The problem with llm security is that if only 1 in a million prompts break claude and make it leak email, if I get lucky and find the golden ticket I can replay it on everyone using that model.

also, no one knows the probability a priory, unlike the code, but practically its more like 1 in 100 at best

> To play devils advocate, isn’t any security approach fundamentally statistical because we exist in the real world, not the abstract world of security models, programming language specifications, and abstract machines?

IMO no, most security modeling is pretty absolute and we just don't notice because maybe it's obvious.

But, for example, it's impossible to leak SSNs if you don't store SSNs. That's why the first rule of data storage is only store what you need, and for the least amount of time as possible.

As soon as you get into what modern software does, store as much as possible for as long as possible, then yes, breeches become a statistical inevitability.

We do this type of thing all the time. Can't get stuff stolen out of my car if I don't keep stuff in my car. Can't get my phone hacked and read through at the airport if I don't take it to the airport. Can't get sensitive data stolen over email if I don't send sensitive data over email. And on and on.

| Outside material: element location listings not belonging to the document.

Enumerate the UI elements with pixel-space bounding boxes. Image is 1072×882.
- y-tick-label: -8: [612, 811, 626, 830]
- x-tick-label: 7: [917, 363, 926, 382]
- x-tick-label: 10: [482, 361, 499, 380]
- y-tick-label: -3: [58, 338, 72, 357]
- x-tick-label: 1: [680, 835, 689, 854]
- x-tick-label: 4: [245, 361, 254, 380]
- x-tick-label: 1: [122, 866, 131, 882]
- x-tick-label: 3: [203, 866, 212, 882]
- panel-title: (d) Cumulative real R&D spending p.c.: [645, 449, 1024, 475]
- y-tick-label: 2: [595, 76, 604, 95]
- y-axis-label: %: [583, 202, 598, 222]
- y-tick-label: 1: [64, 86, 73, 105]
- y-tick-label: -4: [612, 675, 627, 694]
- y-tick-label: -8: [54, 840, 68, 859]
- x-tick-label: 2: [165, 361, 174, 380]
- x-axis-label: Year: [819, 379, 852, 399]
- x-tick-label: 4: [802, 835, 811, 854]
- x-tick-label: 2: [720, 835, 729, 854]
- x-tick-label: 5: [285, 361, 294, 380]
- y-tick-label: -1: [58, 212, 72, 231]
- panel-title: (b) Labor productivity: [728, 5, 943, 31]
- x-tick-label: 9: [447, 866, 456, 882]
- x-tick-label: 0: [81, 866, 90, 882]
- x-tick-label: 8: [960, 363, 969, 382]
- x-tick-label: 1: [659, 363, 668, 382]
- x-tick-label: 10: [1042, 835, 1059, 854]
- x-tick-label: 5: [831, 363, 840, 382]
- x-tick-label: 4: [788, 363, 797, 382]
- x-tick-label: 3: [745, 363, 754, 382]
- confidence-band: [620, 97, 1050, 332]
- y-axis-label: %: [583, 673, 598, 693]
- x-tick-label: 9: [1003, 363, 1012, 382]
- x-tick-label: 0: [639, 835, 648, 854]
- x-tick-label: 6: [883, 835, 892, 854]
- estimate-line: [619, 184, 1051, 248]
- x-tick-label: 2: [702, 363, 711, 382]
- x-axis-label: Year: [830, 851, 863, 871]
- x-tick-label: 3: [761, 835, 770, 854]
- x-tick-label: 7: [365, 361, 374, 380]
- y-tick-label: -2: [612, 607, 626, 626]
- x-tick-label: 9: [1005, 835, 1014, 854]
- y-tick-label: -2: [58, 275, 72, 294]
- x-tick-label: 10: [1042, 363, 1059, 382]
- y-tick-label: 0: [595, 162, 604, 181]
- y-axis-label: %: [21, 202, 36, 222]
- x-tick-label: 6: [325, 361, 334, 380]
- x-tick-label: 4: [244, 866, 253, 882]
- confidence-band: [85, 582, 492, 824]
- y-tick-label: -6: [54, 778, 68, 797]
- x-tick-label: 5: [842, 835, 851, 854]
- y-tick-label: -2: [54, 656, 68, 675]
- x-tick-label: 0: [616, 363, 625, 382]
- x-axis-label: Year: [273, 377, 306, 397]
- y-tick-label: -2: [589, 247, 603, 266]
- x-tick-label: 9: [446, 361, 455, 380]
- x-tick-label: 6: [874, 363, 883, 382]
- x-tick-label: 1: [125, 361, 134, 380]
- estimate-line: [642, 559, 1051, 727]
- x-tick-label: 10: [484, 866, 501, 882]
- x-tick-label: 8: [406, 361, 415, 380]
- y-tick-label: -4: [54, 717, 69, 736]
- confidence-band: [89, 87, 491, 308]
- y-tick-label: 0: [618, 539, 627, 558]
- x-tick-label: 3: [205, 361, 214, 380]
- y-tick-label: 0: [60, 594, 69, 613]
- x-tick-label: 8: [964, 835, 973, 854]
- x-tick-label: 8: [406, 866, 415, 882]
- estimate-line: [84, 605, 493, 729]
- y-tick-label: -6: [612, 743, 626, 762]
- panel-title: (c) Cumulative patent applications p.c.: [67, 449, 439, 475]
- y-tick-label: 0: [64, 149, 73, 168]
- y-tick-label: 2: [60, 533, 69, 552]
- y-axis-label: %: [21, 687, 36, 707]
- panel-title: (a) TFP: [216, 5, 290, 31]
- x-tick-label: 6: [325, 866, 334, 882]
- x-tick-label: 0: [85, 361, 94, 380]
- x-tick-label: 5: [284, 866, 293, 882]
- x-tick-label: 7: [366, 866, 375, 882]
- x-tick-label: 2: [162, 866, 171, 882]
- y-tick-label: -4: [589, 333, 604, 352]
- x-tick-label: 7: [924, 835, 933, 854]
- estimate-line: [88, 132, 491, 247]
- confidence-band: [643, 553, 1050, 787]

The difference is that LLMs are fundamentally insecure in this way as part of their basic design.

It’s not like, this is pretty secure but there might be a compiler bug that defeats it. It’s more like, this programming language deliberately executes values stored in the String type sometimes, depending on what’s inside it. And we don’t really understand how it makes that choice, but we do know that String values that ask the language to execute them are more likely to be executed. And this is fundamental to the language, as the only way to make any code execute is to put it into a String and hope the language chooses to run it.